Markets
There were few data to inspire global trading today. With policy meetings scheduled on Wednesday and on Thursday, Fed and BoE MPC members currently also abstain from comments on monetary policy. Luckily, ECB governors are again free to speak and temporarily have some kind of monopoly in setting sentiment. Looking at the comments post last week’s ECB meeting, it probably will take some diplomacy for ECB chair Lagarde to reach a consensus on the timing of a first rate cut. Of course, Lagarde’s assessment on Thursday that the ECB is data driven and not calendar driven, wasn’t the best way to reinforce/clarify the message from Davos that it probably will take until summer for the ECB to see the conditions being fulfilled for first rate cut. Hawkish members on Friday and this weekend maintained the view that the ECB needs to be sure that wage rises are again in line with the 2.0% target and that this confirmation won’t be available in March or April. Other more neutral/dovish oriented ECB governors use the idea that the ECB is not calendar but data driven to keep the door open for an early rate hike. In this respect, ECB’s de Guindos indicated that there has been good news on inflation recently and that this will end up being reflected in monetary policy. Markets also still felt confirmed in their dovish positioning by comments from ECB’s Villeroy this weekend as he said that, in a data dependent approach, the ECB could cut rates at any meeting this year. German yields continue their post-ECB decline easing between 7 bps (5-y) and 3.5 bps (30-y). US yields show a similar, slightly less outspoken pattern, ceding between 1.5 bps (2-y) and 4.0 bps (10-y). The prospect of/hope for a further easing of monetary conditions today didn’t trigger additional gains in equities. However, losses remain negligible, keeping recent all-time highs (S&P500; opening little changed) or cycle peak levels (Eurostoxx50, -0.1%) within reach. Brent oil opened north of $84 p/b in Asia on rising tensions between the US and Iran, but didn’t maintain the gains ($83 p/b currently). On FX markets, ongoing market speculation on an ‘early’ ECB rate cut and a more balanced risk sentiment causes euro underperformance. EUR/USD is setting a now 2024 low near 1.081. EUR/GBP (0.852) is coming ever closer to the 0.8493 2023 low. Even EUR/ bove the 160 barrier.

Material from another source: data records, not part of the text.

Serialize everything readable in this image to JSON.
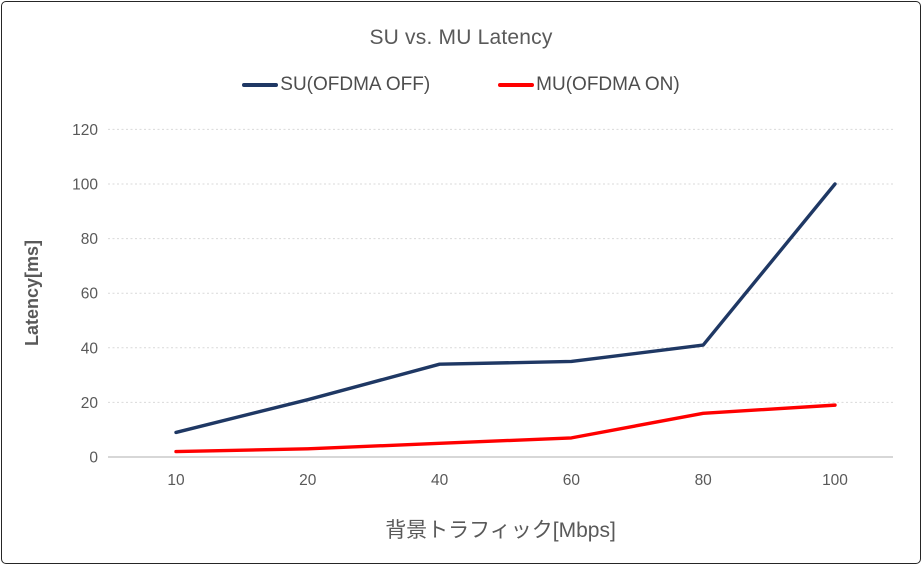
{
  "chart_data": {
    "type": "line",
    "title": "SU vs. MU Latency",
    "xlabel": "背景トラフィック[Mbps]",
    "ylabel": "Latency[ms]",
    "categories": [
      "10",
      "20",
      "40",
      "60",
      "80",
      "100"
    ],
    "yticks": [
      0,
      20,
      40,
      60,
      80,
      100,
      120
    ],
    "ylim": [
      0,
      120
    ],
    "grid": "horizontal dashed gridlines, solid baseline at 0",
    "legend_position": "top-center",
    "series": [
      {
        "name": "SU(OFDMA OFF)",
        "color": "#1f3864",
        "values": [
          9,
          21,
          34,
          35,
          41,
          100
        ]
      },
      {
        "name": "MU(OFDMA ON)",
        "color": "#ff0000",
        "values": [
          2,
          3,
          5,
          7,
          16,
          19
        ]
      }
    ],
    "colors": {
      "text": "#595959",
      "gridline": "#d9d9d9",
      "axis_line": "#bfbfbf",
      "frame_border": "#262626",
      "background": "#ffffff"
    }
  }
}
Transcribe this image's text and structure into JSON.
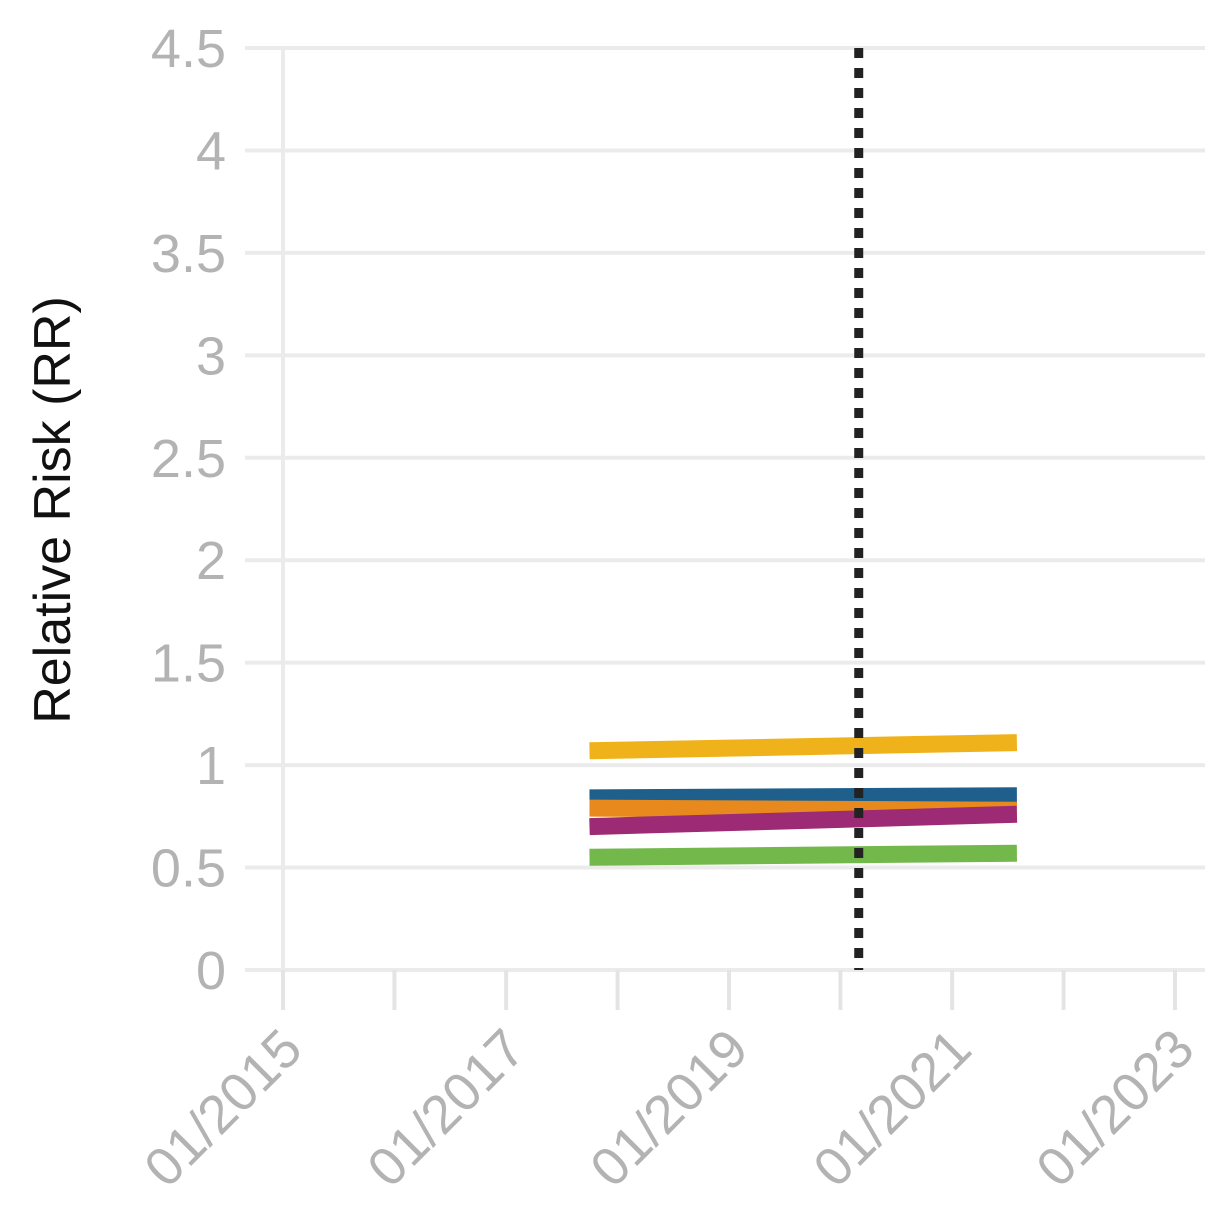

Tomorrow, the calendar contains US consumer confidence (Conference board), the JOLTS job openings, EMU economic confidence and the first estimate of the EMU Q4 GDP. Spain and Belgium will already publish first January CPI data. We also look out whether the National Bank of Hungary will step up the pace of rate cuts from 75 bps to 100 bps.News & Views
Belgian GDP grew by 0.4% in volume terms in the fourth quarter of 2023 compared with the previous quarter, the National Bank of Belgium said in its initial estimate. In year-on-year terms, the economy today is 1.6% larger than in Q4 of 2022. The first NBB calculations only entail a sectoral breakdown. Industry weighed on the activity. Value added in the sector shrank by 0.6% q/q. Services (+0.7%) and especially construction (+1%) reported positive growth. For 2023 as a whole, GDP grew by 1.5%. Value added fell by 3.1% in industry. Value added was up by 1.9% in construction and 2.6% in services.
Sweden’s monthly GDP indicator showed activity shrank in December of last year at -0.3% m/m. This follows a downward revision to November from +0.2% to -0.2%. The preliminary December reading resulted in a first estimate of the quarterly dynamics. Growth in that period amounted to 0.1%, less than the 0.3% analysts were expecting. The economy stagnated on a yearly basis, defying expectations for a 0.4% contraction. The series offer an early glimpse on the economy but differ from the regular quarterly publications as they are based on a limited set of data. If the Q4 data gets confirmed by the official reading end next month, it marks an escape from a (technical) recession where growth shrank 0.8% and 0.3% q/q in the previous two quarters. Sweden Statistics said that “weaker figures for domestic use were weighed up by a strengthening of net exports.” Signs of weak consumer spending indeed can be found in a separate release of the December retail sales in Sweden. Monthly sales fell by 0.2%, similar to November. The yearly figure came in at -2.2%, marking the 20th sub-zero reading. The Swedish krone reacted stoic. EUR/SEK is holding steady around 11.35.